We could write a book about our experiences with our children and holidays. What is expected to be an exciting visit with extended family and might include shopping and gift giving often has unexpected results. Our children often behave out of character, and the adults wind up exhausted or suffering from migraines that can last from now until next year. (I think I will save the topic of holidays for another post!) Instead of trying to please everyone – including your children, now is the time to evaluate what worked last year and what you might consider changing.



back-to-school-parents-celebrate-vanPrepare your children for any upcoming event by talking about it beforehand, whether it is starting school, a shopping trip, a visit with friends, or travel out of town. Explanations can be brief with opportunities for your child to ask questions if s/he wants to know more. Your child may surprise you with feedback that lets you know what works for her/him. Review your expectations prior to social situations such as a dinner party. This will help children know the rules in advance. This can be as simple as letting them know they will be sitting at the table with others to eat and then will be able to play afterwards.

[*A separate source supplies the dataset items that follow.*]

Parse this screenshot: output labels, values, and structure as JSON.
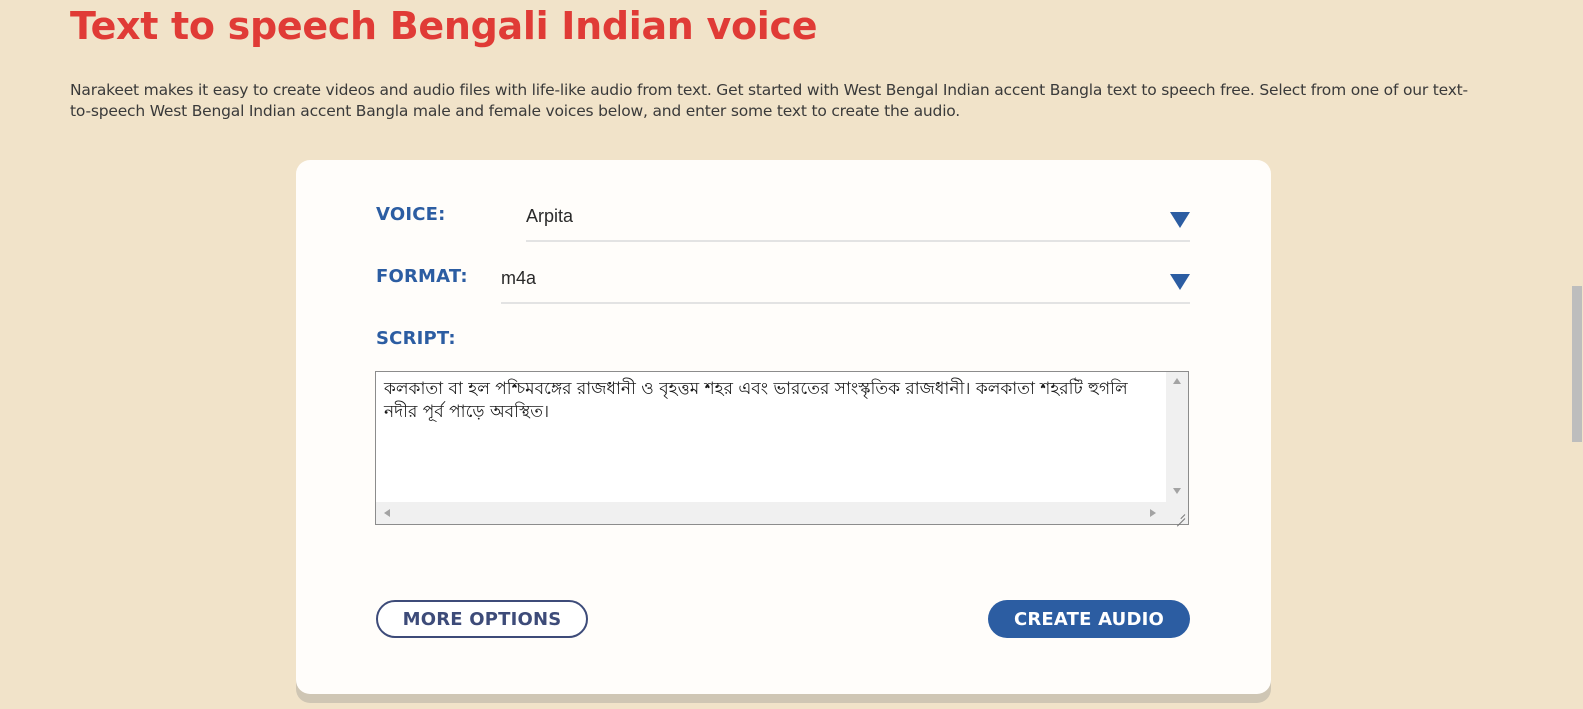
{
  "page": {
    "title": "Text to speech Bengali Indian voice",
    "intro": "Narakeet makes it easy to create videos and audio files with life-like audio from text. Get started with West Bengal Indian accent Bangla text to speech free. Select from one of our text-to-speech West Bengal Indian accent Bangla male and female voices below, and enter some text to create the audio."
  },
  "form": {
    "voice_label": "VOICE:",
    "voice_value": "Arpita",
    "format_label": "FORMAT:",
    "format_value": "m4a",
    "script_label": "SCRIPT:",
    "script_text": "কলকাতা বা হল পশ্চিমবঙ্গের রাজধানী ও বৃহত্তম শহর এবং ভারতের সাংস্কৃতিক রাজধানী। কলকাতা শহরটি হুগলি নদীর পূর্ব পাড়ে অবস্থিত।",
    "more_options_label": "MORE OPTIONS",
    "create_audio_label": "CREATE AUDIO"
  },
  "icons": {
    "dropdown": "chevron-down-icon",
    "resize": "resize-grip-icon"
  },
  "colors": {
    "background": "#f1e3c9",
    "title": "#e03b36",
    "accent": "#2c5da2",
    "outline_button": "#3d4b79",
    "card": "#fffdfa"
  }
}
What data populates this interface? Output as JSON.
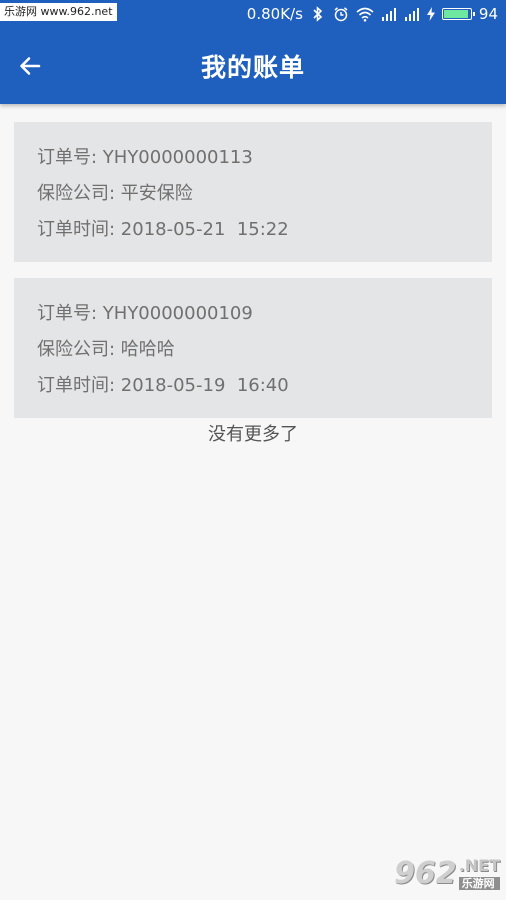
{
  "status_bar": {
    "watermark": "乐游网 www.962.net",
    "network_speed": "0.80K/s",
    "battery_level": "94",
    "battery_fraction": 0.94,
    "battery_color": "#6ee7a0",
    "icons": [
      "bluetooth-icon",
      "alarm-icon",
      "wifi-icon",
      "signal-icon",
      "signal-icon",
      "charging-icon",
      "battery-icon"
    ]
  },
  "app_bar": {
    "back_icon": "arrow-left-icon",
    "title": "我的账单",
    "color": "#1f5fbd"
  },
  "orders": [
    {
      "order_no": "订单号: YHY0000000113",
      "insurer": "保险公司: 平安保险",
      "time": "订单时间: 2018-05-21  15:22"
    },
    {
      "order_no": "订单号: YHY0000000109",
      "insurer": "保险公司: 哈哈哈",
      "time": "订单时间: 2018-05-19  16:40"
    }
  ],
  "footer_text": "没有更多了",
  "watermark_logo": {
    "number": "962",
    "suffix": ".NET",
    "name": "乐游网"
  }
}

Remind them to use their indoor voices and to be careful of breakable items. Always leave extra time to get ready so everyone is not rushed. Allowing for plenty of down time helps enormously. Be aware that constantly changing plans or making last minute decisions will increase the potential for stress. Also, take care in making promises you may not be able to keep.


Children crave routine and consistency. While a new routine is being established, it is important to be consistent with mealtimes and bedtimes as much as possible. Before leaving the house to go in the morning, make sure everyone has a substantial breakfast – including parents. Also, carry small healthy snacks and bottled water along with you.

Take breaks during the day before things get out of control. Expect young children to become cranky or display inappropriate behaviors occasionally. Remember that they have shorter attentions spans than you do and they tire easily. What happens if your child does start crying, running away from you, begins twirling or pulling, has accidents, or is not able to sleep? This maybe a good time to teach relaxation techniques – for you and your child. Sit down, take deep breaths, have a snack together, play with play-dough, draw a picture, or go to a quiet place and read a book together.


Slow down next week and spend time at home with your children. Rest and relaxation before a schedule change is paramount to a successful transition. We are all able to handle new things when our minds and bodies are well rested and nourished. Take walks with your family. Walk past your child’s school to see how long it takes.


Remember to Play! Build with blocks, have a tea party under a sheet-covered table, have a pajama party. Sing in the car, at home, or any time at all. Reading to your child and singing songs are two fantastic ways that you can promote early literacy. Take walks in the parks to find hidden nooks and crannies to play hide and go seek. These intimate times with your children will have lasting benefits and create memories that can carry on to the next generation.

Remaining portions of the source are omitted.